9. Rendra, Ina, dan Om Wira

28.3K 1.2K 36
                                    

Pagi-pagi buta aku sudah datang ke sekolah. Tanpa kuberitahu maksud dan tujuanku melakukan ini, tentu kalian sudah tahu.

Aku memarkirkan motorku ke parkiran luar sekolah, letaknya tak begitu jauh, hanya berjarak beberapa bangunan saja. Keuntungannya adalah, bisa kulihat Ina turun dari mobil yang mengantarkannya sampai gerbang depan yang masih lengang akan siswa masuk.

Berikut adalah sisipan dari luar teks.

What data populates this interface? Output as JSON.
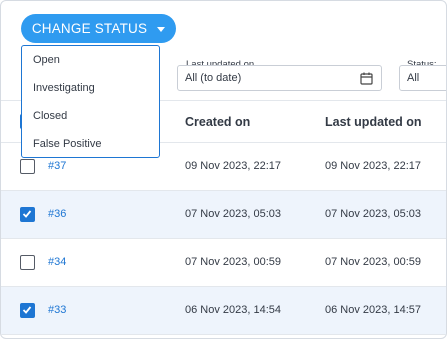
{
  "toolbar": {
    "change_status_label": "CHANGE STATUS"
  },
  "status_menu": {
    "items": [
      "Open",
      "Investigating",
      "Closed",
      "False Positive"
    ]
  },
  "filters": {
    "last_updated": {
      "label": "Last updated on",
      "value": "All (to date)"
    },
    "status": {
      "label": "Status:",
      "value": "All"
    }
  },
  "table": {
    "columns": {
      "created": "Created on",
      "updated": "Last updated on"
    },
    "rows": [
      {
        "id": "#37",
        "created": "09 Nov 2023, 22:17",
        "updated": "09 Nov 2023, 22:17",
        "checked": false
      },
      {
        "id": "#36",
        "created": "07 Nov 2023, 05:03",
        "updated": "07 Nov 2023, 05:03",
        "checked": true
      },
      {
        "id": "#34",
        "created": "07 Nov 2023, 00:59",
        "updated": "07 Nov 2023, 00:59",
        "checked": false
      },
      {
        "id": "#33",
        "created": "06 Nov 2023, 14:54",
        "updated": "06 Nov 2023, 14:57",
        "checked": true
      }
    ]
  },
  "colors": {
    "accent": "#2f9bf0",
    "link": "#1e76d3",
    "selected_row": "#eef4fc"
  }
}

Kulangkahkan kakiku mendekat. Berniat menghampiri Ina, tetapi urung ketika Om Wira turut turun dari mobil dan tampak berbicara dengan Ina. Posisiku yang tidak terlalu jauh bisa sedikit demi sedikir mendengar obrolan mereka.

"Jaga kepercayaan Ayah baik-baik. Larangan dalam Islam nggak bisa dinegosiasi. Ayah ngelarang kamu pacaran bukan berarti ayah kuno, sama sekali nggak. Ayah tahu jatuh cinta di masa SMA adalah kata lain dari kerusakan rencana-rencana kamu kedepannya."

"Ina, kamu bisa manfaatin Ayah kamu yang serba bisa ini untuk apapun."

"Semangat sekolahnya, Kakak OSIS!"

"Oh iya, nanti dijemput sopir, ya. Ayah kayaknya sampai malam di kantor."

Om Wira mengelus puncak kepala Ina penuh sayang. Aku mendengar semuanya. Memahami semuanya. Pandanganku yang kosong ke depan membuatku tak sadar jika kini atensi Om Wira sedang terarah padaku.

"Rendra?"

Aku tersentak mendengar seruan itu. Langkahku maju hingga sampai di dekat dua orang tersebut. Kujabat lalu kuarahkan tangan beliau ke dahiku sejenak dan kuukir senyum sopan.

"Gimana Ina? Aman-aman aja, 'kan? Sejak kecil kamu yang paling paham soal Ina."

Mendengar Om Wira bicara seperti itu membuat lidahku kelu untuk menyahut. Ina yang peka langsung membalas ayahnya, "Rendra di Ips, Yah. Mana tahu soal aku."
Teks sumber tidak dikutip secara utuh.